May 15, 2016

Forgiving


Aku pikir aku mengerti, ternyata tidak sama sekali. Aku pikir aku bisa bertanya lalu mengobservasi dan mengerti segalanya, tapi ternyata tidak sama sekali. Aku berusaha, pura-pura bijak, tidak men-judge, mendengarkan dengan tidak sekedar mendengar, namun rupanya aku tidak mengerti juga. Terkadang aku membangun tembok empati yang ketinggian agar bisa membayangkan menjadi dirinya, tapi aku takut bayanganku dibilang sok tau, jadi kuputuskan untuk benar-benar tidak mengerti. Aku ingin berpikir dengan caranya berpikir, namun aku tidak tahu caranya mewujudkan keinginan tersebut kecuali isi kepala kami benar-benar ditukar. Aku ingin merasakan seperti caranya merasa, melihat orang lain seperti caranya melihat, tapi sama saja, aku tidak dapat benar-benar mengalaminya kecuali perasaan dan pandangan kami ditukar.

Setidaknya aku telah mencoba, meski tidak seratus persen sama, setidaknya aku berusaha untuk tidak bertindak egois. Aku mempertimbangan berbagai sudut pandangan sebelum bicara yang banyak dan menyakitkan.
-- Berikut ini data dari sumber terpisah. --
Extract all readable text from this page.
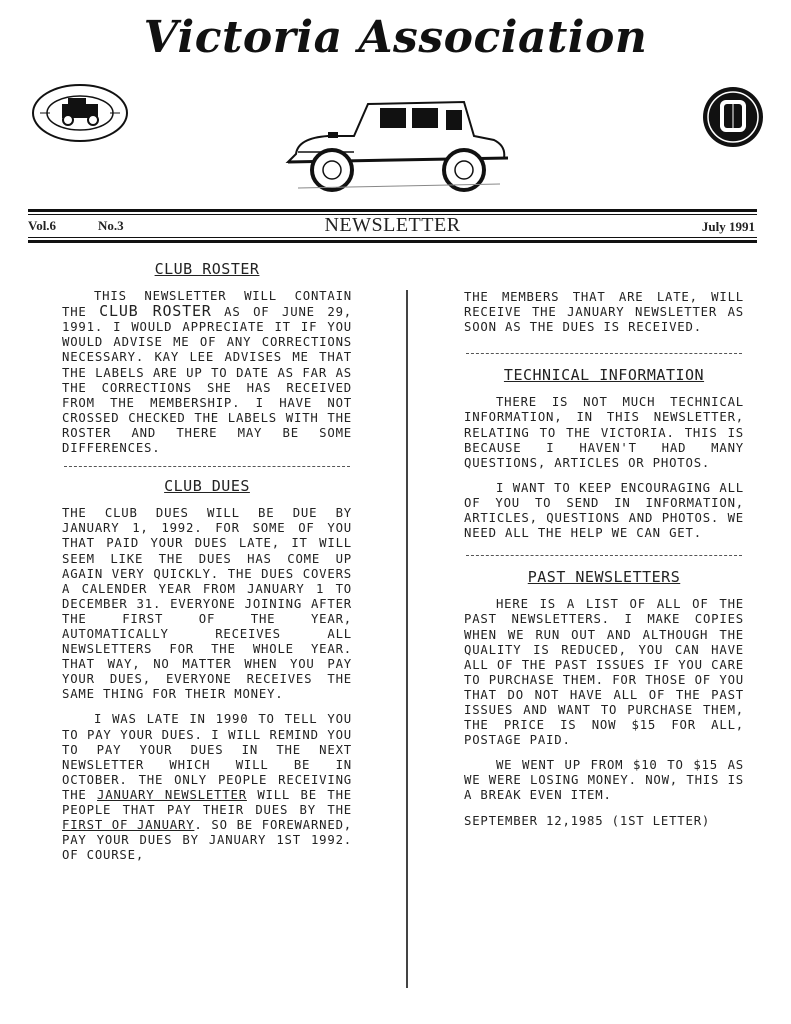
Victoria Association
Vol.6	No.3	NEWSLETTER	July 1991
CLUB ROSTER

THIS NEWSLETTER WILL CONTAIN THE CLUB ROSTER AS OF JUNE 29, 1991. I WOULD APPRECIATE IT IF YOU WOULD ADVISE ME OF ANY CORRECTIONS NECESSARY. KAY LEE ADVISES ME THAT THE LABELS ARE UP TO DATE AS FAR AS THE CORRECTIONS SHE HAS RECEIVED FROM THE MEMBERSHIP. I HAVE NOT CROSSED CHECKED THE LABELS WITH THE ROSTER AND THERE MAY BE SOME DIFFERENCES.

CLUB DUES

THE CLUB DUES WILL BE DUE BY JANUARY 1, 1992. FOR SOME OF YOU THAT PAID YOUR DUES LATE, IT WILL SEEM LIKE THE DUES HAS COME UP AGAIN VERY QUICKLY. THE DUES COVERS A CALENDER YEAR FROM JANUARY 1 TO DECEMBER 31. EVERYONE JOINING AFTER THE FIRST OF THE YEAR, AUTOMATICALLY RECEIVES ALL NEWSLETTERS FOR THE WHOLE YEAR. THAT WAY, NO MATTER WHEN YOU PAY YOUR DUES, EVERYONE RECEIVES THE SAME THING FOR THEIR MONEY.

I WAS LATE IN 1990 TO TELL YOU TO PAY YOUR DUES. I WILL REMIND YOU TO PAY YOUR DUES IN THE NEXT NEWSLETTER WHICH WILL BE IN OCTOBER. THE ONLY PEOPLE RECEIVING THE JANUARY NEWSLETTER WILL BE THE PEOPLE THAT PAY THEIR DUES BY THE FIRST OF JANUARY. SO BE FOREWARNED, PAY YOUR DUES BY JANUARY 1ST 1992. OF COURSE,

THE MEMBERS THAT ARE LATE, WILL RECEIVE THE JANUARY NEWSLETTER AS SOON AS THE DUES IS RECEIVED.

TECHNICAL INFORMATION

THERE IS NOT MUCH TECHNICAL INFORMATION, IN THIS NEWSLETTER, RELATING TO THE VICTORIA. THIS IS BECAUSE I HAVEN'T HAD MANY QUESTIONS, ARTICLES OR PHOTOS.

I WANT TO KEEP ENCOURAGING ALL OF YOU TO SEND IN INFORMATION, ARTICLES, QUESTIONS AND PHOTOS. WE NEED ALL THE HELP WE CAN GET.

PAST NEWSLETTERS

HERE IS A LIST OF ALL OF THE PAST NEWSLETTERS. I MAKE COPIES WHEN WE RUN OUT AND ALTHOUGH THE QUALITY IS REDUCED, YOU CAN HAVE ALL OF THE PAST ISSUES IF YOU CARE TO PURCHASE THEM. FOR THOSE OF YOU THAT DO NOT HAVE ALL OF THE PAST ISSUES AND WANT TO PURCHASE THEM, THE PRICE IS NOW $15 FOR ALL, POSTAGE PAID.

WE WENT UP FROM $10 TO $15 AS WE WERE LOSING MONEY. NOW, THIS IS A BREAK EVEN ITEM.

SEPTEMBER 12,1985 (1ST LETTER)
Aku tidak ingin bicara hanya karena isi kepalaku yang memerintahkan, tidak ingin bicara juga hanya karena emosiku yang berkehendak. Aku akan bicara dengan meminimalisir kemungkinan kekecewaan, aku akan bicara setelah memosisikan diriku sebagai orang yang diajak bicara. Berusaha bertindak jauh dari subjektivitas isi kepala dan ulu hatiku, meski objektivitas adalah kumpulan dari subjektivitas. 

Hingga kini aku belum bisa mengerti dengan keberadaan orang-orang yang dikecewakan lalu tidak memaafkan hingga bertahun-tahun. Ya mungkin karena aku tidak pernah benar-benar berada di posisi mereka, tapi setidaknya aku pernah dikecewakan meski tidak berdampak apa pun terhadap kehidupanku. Aku bisa saja mengamuk lalu marah-marah, membanting gelas kaca, piring, mengotori mulutku dengan sumpah serapah, tapi tentu saja aku tidak melakukannya. Aku bisa saja menarik diri dalam diam, kabur perlahan, tidak memaafkan, lalu dendam selama-lamanya, tapi aku tidak ingin menodai ulu hatiku. Aku harus menghadapi apa yang semestinya kuhadapi. Masalah tidak akan menyelesaikan dirinya sendiri jika ditinggalkan empunya yang lari tunggang langgang. Masalah ada untuk membuat empunya semakin dewasa dan mengajarkannya cara bicara yang benar, juga mengatur kognitif dan afektif yang benar. Aku pun memilih demikian. 

Meski berusaha menghadapi sebaik-baiknya, entah mengapa aku merasa menjadi orang paling jahat sedunia. Karena kuutarakan semua pemikiran dan perasaanku di depan manusia yang memang kutuju. Aku tidak ingin melihat matanya seandainya ia tidak bermata, tapi kemana harus kuarahkan pandangan jika tidak pada manusia yang ada di hadapanku itu? Kemana harus kuarahkan jika tidak pada sepasang mata yang tertunduk menghindari tatapan balik? Kemana harus kulontarkan pembicaraan yang menahan getar pada pita suara atau lonjakan intonasi itu jika tidak pada dia yang bahkan kesulitan membalas ucapanku?   

Tiba-tiba aku ingin menarik semua ucapanku karena rasanya aku terlalu jahat. Karena rasanya aku membuatnya kehabisan kata-kata dan pandangan. Tapi partikel udara di sekitar kami sudah memproses gelombang suaraku masuk ke gendang telinga dan syaraf-syaraf isi kepala punya dia. Sudah telanjur. Aku hanya bisa menelan ludah sambil menunggu responnya tapi ternyata ia hanya mengamini ucapanku dengan tetap membuang pandangan. 

Sejauh ini aku belum tahu apakah yang kulakukan sudah tepat. Yang kutahu hanya aku telah membuang apa yang perlu dibuang. Bilang aku egois. Bilang aku jahat. Memang. Human do survive with being selfish and evil. They think, feel, act, speak, and hurt others. But there’s a thing that no other living creature could possibly do.. forgiving.